Ao meu amigo Mamadú Baldé

Mamadú Baldé,
filho de Salifo,
filho de Indjai,
filho de Tchamo,
filho de Monjur,
filho de Mutari,
cuja linhagem se perde há mais de dois mil anos
nas terras do Egito,
e de quem os antepassados remotos viram Moisés e Maomé
e com eles conversaram sobre o tempo e as colheitas.
Mamadú Baldé morreu.
Mamadú Baldé, o sábio que falava com Alá
e era bom
e era justo,
morreu.
Cavaleiros e tambores  levaram a notícia a toda a parte:
subiram as encostas do Futa-Djalon
e desceram para o mar.
Percorreram, o Sudão até Cao e Tombucutú
e desceram o lado  Tchade.
E toda a terra dos fulas repetiu:
morreu Mamadú Baldé.
O sol parou o seu caminho,
espreitou para Labé,
viu Mamadú morto,
e continuou.
A lua parou também o seu caminho,
espreitou e continuou.
Os rios que nascem no teto do mundo,
pararam na sua corrida para o mar
e prosseguiram.
E o poeta pegou num pedaço de papel 
e escreveu:
Morreu o Homem.

In: Artur Augusto da Silva -  E o poeta pegou num pedaço de papel e escreveu:  Poemas.
Bissau, Instituto Camões - Centro Cultural Português. 1997. p.21 [Vd. recensão feita ao livro pelo nosso camarada Beja Santos, no poste P8093, de 13 de Abril de 2011]


[Fixação de texto / Revisão em conformidade com o Novo Acordo Ortográfico: L.G.]

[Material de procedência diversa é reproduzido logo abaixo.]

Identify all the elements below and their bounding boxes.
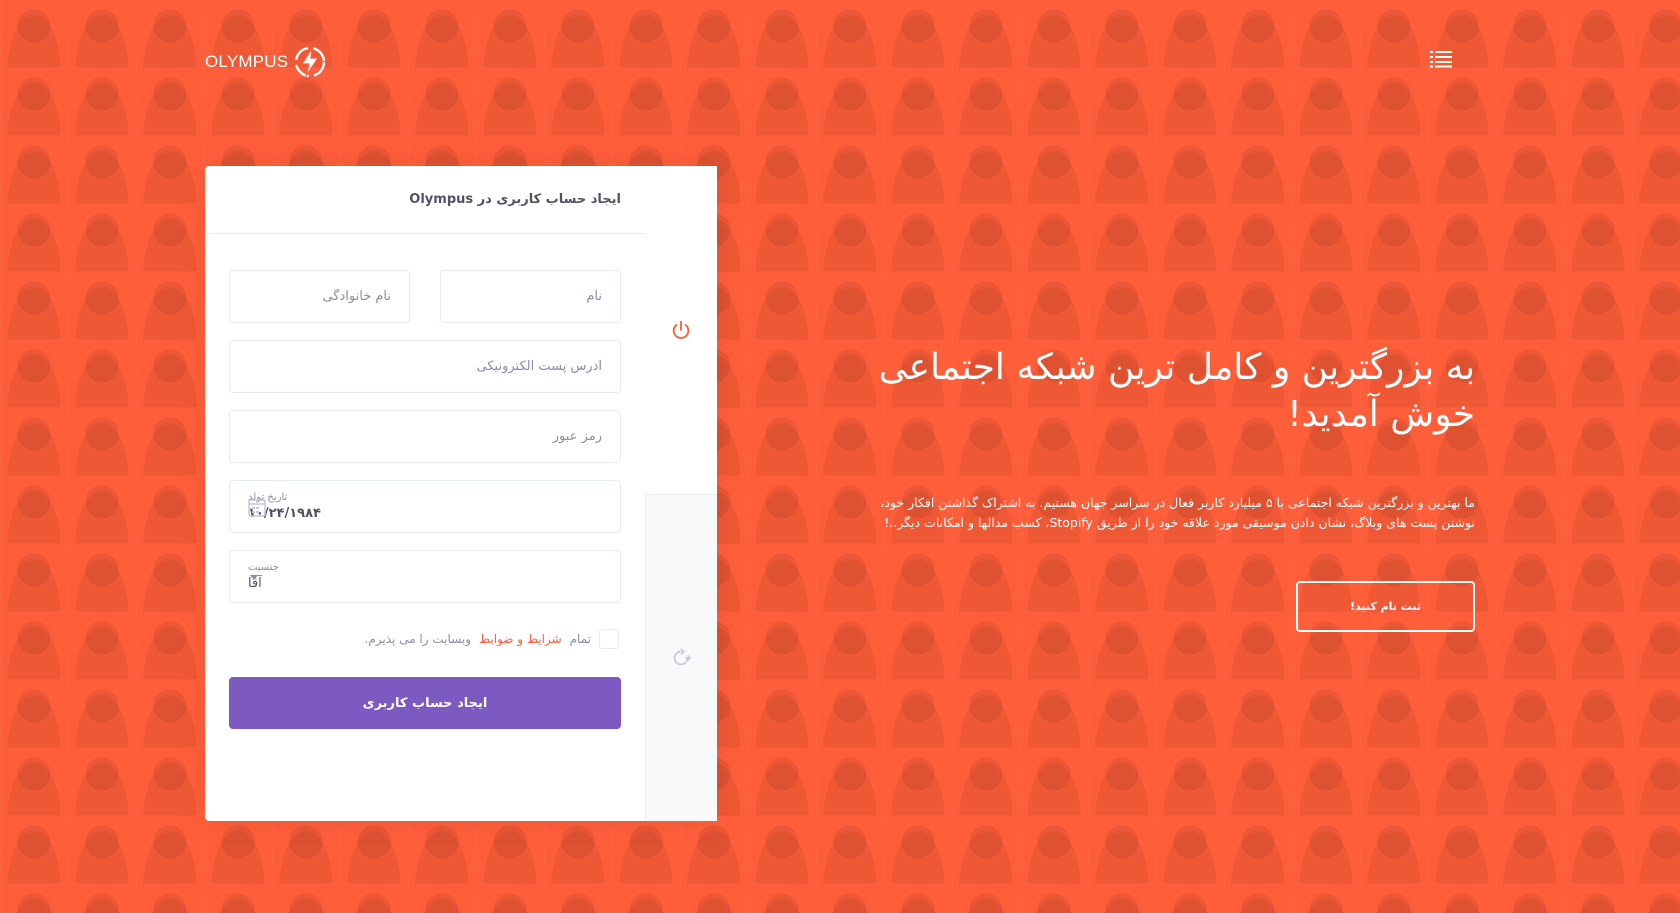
calendar-icon[interactable] — [248, 497, 266, 517]
terms-row: تمام شرایط و ضوابط وبسایت را می پذیرم. — [229, 629, 621, 649]
hero-title: به بزرگترین و کامل ترین شبکه اجتماعی خوش… — [835, 345, 1475, 439]
terms-checkbox[interactable] — [599, 629, 619, 649]
menu-icon[interactable] — [1430, 50, 1452, 68]
terms-prefix: تمام — [569, 632, 591, 646]
hero-title-line-1: به بزرگترین و کامل ترین شبکه اجتماعی — [878, 347, 1475, 388]
register-now-button[interactable]: ثبت نام کنید! — [1296, 581, 1475, 632]
hero-text-line-1: ما بهترین و بزرگترین شبکه اجتماعی با ۵ م… — [880, 494, 1475, 510]
tab-register[interactable] — [645, 166, 717, 494]
logo-text: OLYMPUS — [205, 52, 289, 71]
hero-title-line-2: خوش آمدید! — [1287, 393, 1475, 435]
gender-select[interactable]: جنسیت آقا — [229, 550, 621, 603]
email-field[interactable] — [229, 340, 621, 393]
hero-description: ما بهترین و بزرگترین شبکه اجتماعی با ۵ م… — [835, 493, 1475, 534]
email-input[interactable] — [248, 359, 602, 374]
first-name-input[interactable] — [459, 289, 602, 304]
create-account-button[interactable]: ایجاد حساب کاربری — [229, 677, 621, 729]
first-name-field[interactable] — [440, 270, 621, 323]
last-name-field[interactable] — [229, 270, 410, 323]
gender-label: جنسیت — [248, 562, 279, 573]
chevron-down-icon — [250, 575, 258, 580]
hero-section: به بزرگترین و کامل ترین شبکه اجتماعی خوش… — [835, 345, 1475, 534]
form-title: ایجاد حساب کاربری در Olympus — [205, 166, 645, 234]
terms-link[interactable]: شرایط و ضوابط — [479, 632, 562, 646]
power-icon — [672, 320, 690, 339]
birthday-field[interactable]: تاریخ تولد ۱۰/۲۴/۱۹۸۴ — [229, 480, 621, 533]
hero-text-line-2: نوشتن پست های وبلاگ، نشان دادن موسیقی مو… — [884, 515, 1475, 531]
registration-form: ایجاد حساب کاربری در Olympus نام نام خان… — [205, 166, 645, 821]
last-name-input[interactable] — [248, 289, 391, 304]
registration-card: ایجاد حساب کاربری در Olympus نام نام خان… — [205, 166, 717, 821]
tab-login[interactable] — [645, 494, 717, 821]
lightning-bolt-icon — [295, 46, 326, 78]
refresh-add-icon — [673, 648, 692, 666]
form-tabs — [645, 166, 717, 821]
password-input[interactable] — [248, 429, 602, 444]
terms-suffix: وبسایت را می پذیرم. — [364, 632, 471, 646]
header-logo[interactable]: OLYMPUS — [205, 44, 328, 80]
password-field[interactable] — [229, 410, 621, 463]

2. Comentário de Felismina Costa [, foto atual, à esquerda,] sobre o poema Terra Negra, do supracitado autor,  publicado em 10 do corrente, sob o poste P8761, e que muito sensibilizou a nossa amiga Clara Schwarz, ao ponto de telefonar expressamente ao editor do blogue para manifestar o seu agradecimento:

(...) Eu já tinha lido e referido outro poema de Artur Augusto da Silva, mas, achei este extraordinário. É lindo! intemporal!
 
Os sentimentos, são intemporais! Manifestam-se em todas as eras naqueles que são capazes de os sentir e expressar: Quanto ignoramos do que de bom e mau sente o nosso semelhante?

Por isso fico tão feliz, quando descubro no poeta, no escritor, a expressão do sentimento grandioso como é o da fraternidade. 

A Dra. Clara Schwarz, foi sem dúvida uma mulher feliz, e, deve continuar a sentir-se assim. Quem ama desta forma a terra onde nasce e os seus irmãos, ama o mundo inteiro, tudo o que o rodeia, e é capaz de compreender e ser tolerante perante a intolerância alheia, porque sabe que nem todos são dotados dessa capacidade. Por isso, é preciso mostrar a diferença entre o amor e o ódio. Entre o construir e o destruir.

Sinto-me tão feliz, quando leio a paz, a alegria, a compreensão, a amizade, sentimentos que constroem, que enaltecem o ser humano, que o tornam grande, valoroso!

Através deste Blogue, tenho conhecido valores humanos extraordinários, de homens do meu tempo que, vivendo uma guerra longa e sem sentido, saíram dela, saudosos dos lugares que pisaram, da sua beleza, das gentes com quem confraternizaram... e até do próprio 'inimigo'.

Bem-hajam, todos os homens de boa-vontade! Felismina Costa (...)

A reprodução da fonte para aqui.